There were errors: ERROR(S) #:1 Parsing trouble java.lang.NumberFormatException: ...

1,353 views
Skip to first unread message

Mahtab Dastpak

unread,
Jul 1, 2022, 4:46:02 PM7/1/22
to gsea-help
Greetings,

I updated the new version of GSEA on mac and tried to upload my data. It includes the first column: Ensembl ID and the second column: Log2FC:

Gene Ensembl. ID    log2FoldChange
ENSG00000122548    5.79602174
ENSG00000135443    5.622378182
ENSG00000171346    5.469398459
ENSG00000236816    5.336128105
...

I did not have any errors with the older version. However now I found a new error with different data that I upload in the new version of GSEA:

<Error Details>

---- Full Error Message ----
There were errors: ERROR(S) #:1
Parsing trouble
java.lang.NumberFormatException: ...

---- Stack Trace ----
# of exceptions: 1
------For input string: "Log2FC"------
java.lang.NumberFormatException: For input string: "Log2FC"
    at java.base/jdk.internal.math.FloatingDecimal.readJavaFormatString(Unknown Source)
    at java.base/jdk.internal.math.FloatingDecimal.parseFloat(Unknown Source)
    at java.base/java.lang.Float.parseFloat(Unknown Source)
    at org.gsea_msigdb.gsea/edu.mit.broad.genome.parsers.AbstractParser.parseStringToFloat(AbstractParser.java:250)
    at org.gsea_msigdb.gsea/edu.mit.broad.genome.parsers.RankedListParser.parse(RankedListParser.java:72)
    at org.gsea_msigdb.gsea/edu.mit.broad.genome.parsers.ParserFactory.readRankedList(ParserFactory.java:556)
    at org.gsea_msigdb.gsea/edu.mit.broad.genome.parsers.ParserFactory.read(ParserFactory.java:771)
    at org.gsea_msigdb.gsea/edu.mit.broad.genome.parsers.ParserFactory.read(ParserFactory.java:737)
    at org.gsea_msigdb.gsea/edu.mit.broad.genome.parsers.ParserWorker.doInBackground(ParserWorker.java:53)
    at java.desktop/javax.swing.SwingWorker$1.call(Unknown Source)
    at java.base/java.util.concurrent.FutureTask.run(Unknown Source)
    at java.desktop/javax.swing.SwingWorker.run(Unknown Source)
    at java.base/java.util.concurrent.ThreadPoolExecutor.runWorker(Unknown Source)
    at java.base/java.util.concurrent.ThreadPoolExecutor$Worker.run(Unknown Source)
    at java.base/java.lang.Thread.run(Unknown Source)

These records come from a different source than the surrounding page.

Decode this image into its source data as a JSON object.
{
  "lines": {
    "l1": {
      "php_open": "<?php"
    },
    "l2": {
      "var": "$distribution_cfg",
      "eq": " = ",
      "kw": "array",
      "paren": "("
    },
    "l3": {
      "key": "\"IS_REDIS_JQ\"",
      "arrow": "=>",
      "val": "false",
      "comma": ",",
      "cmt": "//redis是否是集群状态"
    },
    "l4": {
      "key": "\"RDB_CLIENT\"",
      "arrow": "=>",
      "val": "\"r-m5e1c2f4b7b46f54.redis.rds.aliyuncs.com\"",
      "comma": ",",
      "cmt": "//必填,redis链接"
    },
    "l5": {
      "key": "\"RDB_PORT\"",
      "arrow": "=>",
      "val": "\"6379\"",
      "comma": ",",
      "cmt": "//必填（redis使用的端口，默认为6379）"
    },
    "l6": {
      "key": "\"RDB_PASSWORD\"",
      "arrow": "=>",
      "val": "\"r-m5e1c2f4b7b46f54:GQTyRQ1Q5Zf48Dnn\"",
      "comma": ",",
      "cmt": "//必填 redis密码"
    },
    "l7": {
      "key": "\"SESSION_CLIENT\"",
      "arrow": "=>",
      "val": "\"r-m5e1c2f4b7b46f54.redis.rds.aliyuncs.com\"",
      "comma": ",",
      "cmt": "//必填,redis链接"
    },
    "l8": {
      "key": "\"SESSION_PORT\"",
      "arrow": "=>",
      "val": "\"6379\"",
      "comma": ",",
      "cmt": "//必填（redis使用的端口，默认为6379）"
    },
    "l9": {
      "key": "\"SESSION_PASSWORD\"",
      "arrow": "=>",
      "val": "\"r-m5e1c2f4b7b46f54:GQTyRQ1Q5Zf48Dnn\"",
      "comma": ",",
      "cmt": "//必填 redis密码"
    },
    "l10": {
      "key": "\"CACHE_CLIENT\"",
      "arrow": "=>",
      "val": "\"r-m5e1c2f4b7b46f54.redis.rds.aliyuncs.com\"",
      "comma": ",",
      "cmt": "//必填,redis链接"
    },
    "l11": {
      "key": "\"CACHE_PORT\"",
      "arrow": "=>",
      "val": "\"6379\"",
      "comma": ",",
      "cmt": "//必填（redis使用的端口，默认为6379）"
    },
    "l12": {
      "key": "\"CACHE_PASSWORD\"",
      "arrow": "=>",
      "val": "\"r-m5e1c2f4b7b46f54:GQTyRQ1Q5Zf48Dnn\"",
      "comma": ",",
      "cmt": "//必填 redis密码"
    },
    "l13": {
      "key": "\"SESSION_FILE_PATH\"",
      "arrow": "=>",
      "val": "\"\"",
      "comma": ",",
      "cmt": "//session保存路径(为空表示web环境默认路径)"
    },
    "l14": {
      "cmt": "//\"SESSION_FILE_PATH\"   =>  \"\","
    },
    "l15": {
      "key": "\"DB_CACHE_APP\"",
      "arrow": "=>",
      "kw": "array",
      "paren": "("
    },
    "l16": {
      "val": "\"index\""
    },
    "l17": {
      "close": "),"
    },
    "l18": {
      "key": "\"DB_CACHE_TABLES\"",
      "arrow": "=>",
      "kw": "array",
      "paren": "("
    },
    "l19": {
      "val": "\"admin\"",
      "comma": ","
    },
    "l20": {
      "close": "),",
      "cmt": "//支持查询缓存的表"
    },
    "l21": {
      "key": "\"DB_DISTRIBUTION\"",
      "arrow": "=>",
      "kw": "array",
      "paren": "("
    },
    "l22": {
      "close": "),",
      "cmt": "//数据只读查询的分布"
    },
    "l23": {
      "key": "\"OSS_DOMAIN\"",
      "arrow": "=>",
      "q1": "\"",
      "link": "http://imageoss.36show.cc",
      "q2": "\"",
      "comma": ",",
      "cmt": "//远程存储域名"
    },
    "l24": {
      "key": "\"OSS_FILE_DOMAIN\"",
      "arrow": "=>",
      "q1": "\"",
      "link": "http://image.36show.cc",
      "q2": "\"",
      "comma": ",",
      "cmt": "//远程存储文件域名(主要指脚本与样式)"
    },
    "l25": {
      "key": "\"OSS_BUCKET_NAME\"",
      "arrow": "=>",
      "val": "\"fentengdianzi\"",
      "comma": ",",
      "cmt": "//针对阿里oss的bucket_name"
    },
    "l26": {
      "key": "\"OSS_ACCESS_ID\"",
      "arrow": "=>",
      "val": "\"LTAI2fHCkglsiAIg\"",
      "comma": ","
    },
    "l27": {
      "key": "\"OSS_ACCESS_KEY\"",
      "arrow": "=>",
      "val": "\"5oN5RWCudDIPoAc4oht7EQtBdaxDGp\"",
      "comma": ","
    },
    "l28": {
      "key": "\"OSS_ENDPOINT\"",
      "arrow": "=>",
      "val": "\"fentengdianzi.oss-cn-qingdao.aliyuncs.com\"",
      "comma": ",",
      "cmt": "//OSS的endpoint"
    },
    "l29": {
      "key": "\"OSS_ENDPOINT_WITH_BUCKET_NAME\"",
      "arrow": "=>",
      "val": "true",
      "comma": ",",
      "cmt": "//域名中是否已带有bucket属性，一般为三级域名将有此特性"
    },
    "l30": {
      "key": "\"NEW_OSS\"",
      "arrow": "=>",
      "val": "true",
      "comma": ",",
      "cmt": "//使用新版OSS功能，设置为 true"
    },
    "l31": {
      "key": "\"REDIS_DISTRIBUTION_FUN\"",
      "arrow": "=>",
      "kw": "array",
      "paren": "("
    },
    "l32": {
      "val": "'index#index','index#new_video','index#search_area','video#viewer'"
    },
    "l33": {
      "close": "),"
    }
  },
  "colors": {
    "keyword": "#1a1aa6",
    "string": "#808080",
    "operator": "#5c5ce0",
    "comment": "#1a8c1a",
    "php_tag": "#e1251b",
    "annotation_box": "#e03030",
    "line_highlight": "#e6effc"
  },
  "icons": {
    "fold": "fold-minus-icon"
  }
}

Would you please kindly let me know what the problem is?

Thanks.
Mahtab

Anthony Castanza

unread,
Jul 1, 2022, 4:50:33 PM7/1/22
to gsea-help
Hi Mahtab,

The issue would appear to be that there are unexpected text strings in the second column (the log2fc) column.

We generally expect that the header row in the .rnk format start with the # character which tells GSEA to not interpret whatever you've named that column as a gene name. Additionally, from the specific text of the error message it would appear like you might have a second instance of the string Log2FC somewhere else in that column.

Let me know if you still have issues after checking for these two things.

-Anthony

Anthony S. Castanza, PhD
Curator, Molecular Signatures Database
Mesirov Lab, Department of Medicine
University of California, San Diego

--
You received this message because you are subscribed to the Google Groups "gsea-help" group.
To unsubscribe from this group and stop receiving emails from it, send an email to gsea-help+...@googlegroups.com.
To view this discussion on the web visit https://groups.google.com/d/msgid/gsea-help/57e2dccf-5f4f-4e19-97ab-f1bd91f9e4e0n%40googlegroups.com.

Mahtab Dastpak

unread,
Jul 5, 2022, 1:52:18 PM7/5/22
to gsea...@googlegroups.com

Hi Anthony,

Thanks so much for your help. After adding # to the header, it worked.
I have a new issue with the result. I found "---" for some essential pathways in NES and NOM p-val (attached). I was wondering if it means too much or too low. So, can I use these pathways in my interpretation?


Thanks.
Mahtab






GSEA-results.xlsx

Anthony Castanza

unread,
Jul 5, 2022, 1:59:14 PM7/5/22
to gsea...@googlegroups.com

Hi Mahtab,

 

This result indicates that there was something wrong with the null distribution that was generated for this data.

This can occur if there is a large skew in the dataset causing there to be no valid null generated for the given set on the same side as the true score.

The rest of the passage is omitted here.